9/10
A terrific, low-budget British comedy
18 July 2015
Best film of the 2015 Edinburgh Film Festival for me was an ultra-low-budget British comedy set in a poets' camping retreat in the Black Mountains of Wales - 'Black Mountain Poets'. Claire and Lisa are sisters and lorry thieves. Escaping from their most recent bungled robbery they wind up pretending to be 'beat poets' at the afore-mentioned retreat. While there they both fall for the smouldering charms of Richard (Tom Cullen from 'Downton Abbey'), make a mess of putting up tents and hear lots of bad poetry.

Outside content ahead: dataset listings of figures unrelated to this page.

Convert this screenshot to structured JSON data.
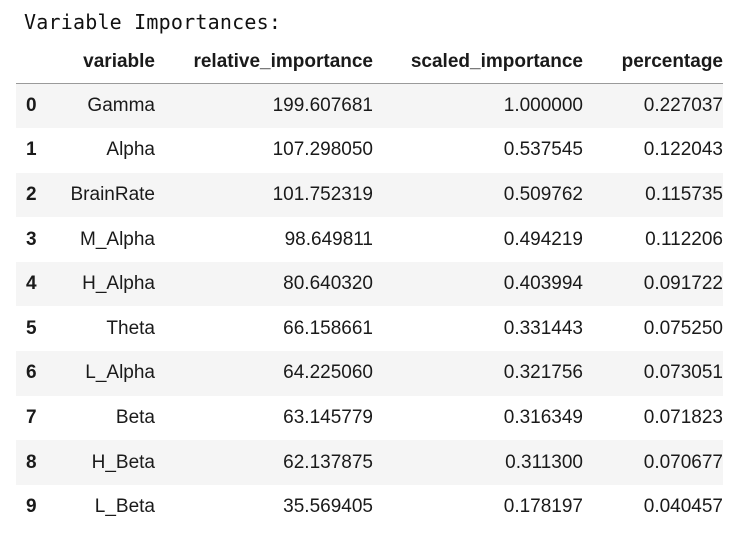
{
  "caption": "Variable Importances:",
  "columns": [
    "",
    "variable",
    "relative_importance",
    "scaled_importance",
    "percentage"
  ],
  "rows": [
    {
      "index": "0",
      "variable": "Gamma",
      "relative_importance": "199.607681",
      "scaled_importance": "1.000000",
      "percentage": "0.227037"
    },
    {
      "index": "1",
      "variable": "Alpha",
      "relative_importance": "107.298050",
      "scaled_importance": "0.537545",
      "percentage": "0.122043"
    },
    {
      "index": "2",
      "variable": "BrainRate",
      "relative_importance": "101.752319",
      "scaled_importance": "0.509762",
      "percentage": "0.115735"
    },
    {
      "index": "3",
      "variable": "M_Alpha",
      "relative_importance": "98.649811",
      "scaled_importance": "0.494219",
      "percentage": "0.112206"
    },
    {
      "index": "4",
      "variable": "H_Alpha",
      "relative_importance": "80.640320",
      "scaled_importance": "0.403994",
      "percentage": "0.091722"
    },
    {
      "index": "5",
      "variable": "Theta",
      "relative_importance": "66.158661",
      "scaled_importance": "0.331443",
      "percentage": "0.075250"
    },
    {
      "index": "6",
      "variable": "L_Alpha",
      "relative_importance": "64.225060",
      "scaled_importance": "0.321756",
      "percentage": "0.073051"
    },
    {
      "index": "7",
      "variable": "Beta",
      "relative_importance": "63.145779",
      "scaled_importance": "0.316349",
      "percentage": "0.071823"
    },
    {
      "index": "8",
      "variable": "H_Beta",
      "relative_importance": "62.137875",
      "scaled_importance": "0.311300",
      "percentage": "0.070677"
    },
    {
      "index": "9",
      "variable": "L_Beta",
      "relative_importance": "35.569405",
      "scaled_importance": "0.178197",
      "percentage": "0.040457"
    }
  ]
}
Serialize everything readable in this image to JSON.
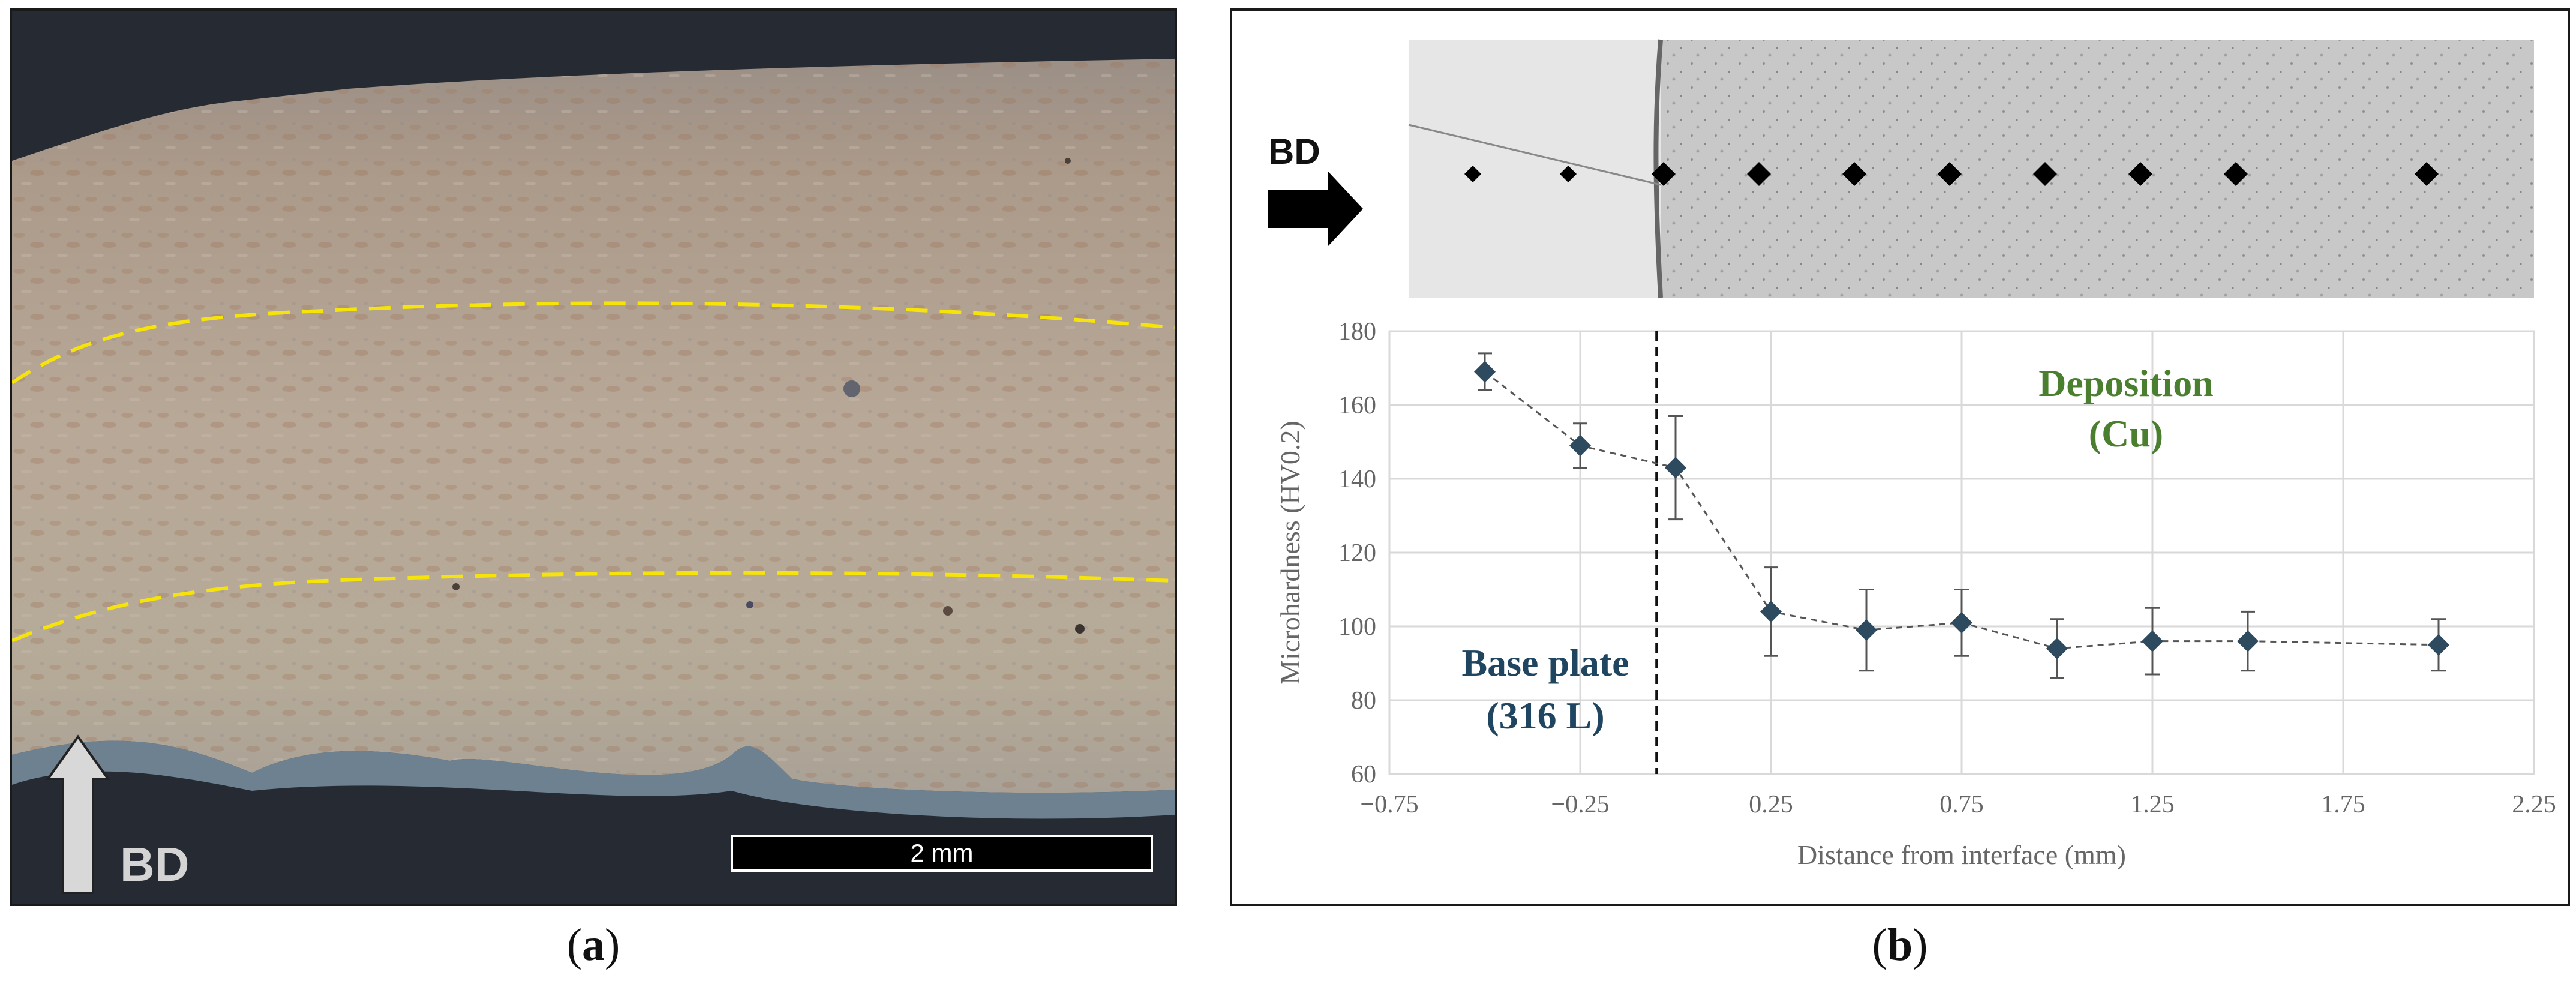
{
  "panel_a": {
    "bd_label": "BD",
    "scale_bar_label": "2 mm",
    "caption": {
      "open": "(",
      "letter": "a",
      "close": ")"
    }
  },
  "panel_b": {
    "bd_label": "BD",
    "annotation_deposition": [
      "Deposition",
      "(Cu)"
    ],
    "annotation_base": [
      "Base plate",
      "(316 L)"
    ],
    "caption": {
      "open": "(",
      "letter": "b",
      "close": ")"
    }
  },
  "colors": {
    "marker": "#2e4a5f",
    "deposition_text": "#4a7f2f",
    "base_text": "#1f4560",
    "dashed_boundary": "#f5e30a",
    "axis_text": "#666666"
  },
  "chart_data": {
    "type": "scatter",
    "xlabel": "Distance from interface (mm)",
    "ylabel": "Microhardness (HV0.2)",
    "xlim": [
      -0.75,
      2.25
    ],
    "ylim": [
      60,
      180
    ],
    "xticks": [
      "−0.75",
      "−0.25",
      "0.25",
      "0.75",
      "1.25",
      "1.75",
      "2.25"
    ],
    "xtick_values": [
      -0.75,
      -0.25,
      0.25,
      0.75,
      1.25,
      1.75,
      2.25
    ],
    "yticks": [
      "60",
      "80",
      "100",
      "120",
      "140",
      "160",
      "180"
    ],
    "ytick_values": [
      60,
      80,
      100,
      120,
      140,
      160,
      180
    ],
    "grid": true,
    "interface_x": -0.05,
    "series": [
      {
        "x": [
          -0.5,
          -0.25,
          0.0,
          0.25,
          0.5,
          0.75,
          1.0,
          1.25,
          1.5,
          2.0
        ],
        "y": [
          169,
          149,
          143,
          104,
          99,
          101,
          94,
          96,
          96,
          95
        ],
        "err": [
          5,
          6,
          14,
          12,
          11,
          9,
          8,
          9,
          8,
          7
        ]
      }
    ]
  }
}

The film certainly isn't original: earnest poets are a wide-open goal for any comedy scriptwriter, and it will surprise no-one that our two anti-heroines Learn Important Life Lessons and that at least one of them discovers her inner muse. But it's so good-natured, with dialogue that often sounds improvised, but not in that embarrassing actors-not-sure-what-to-do way, and it contains some good performances - particularly from Dolly Wells (of 'Doll and Em' fame) and Alice Lowe, who really spark off each other as Claire and Lisa. Goodness knows if the film will get a wide - or any - distribution, but if it does, try to see it - you'll leave the cinema with a smile on your face.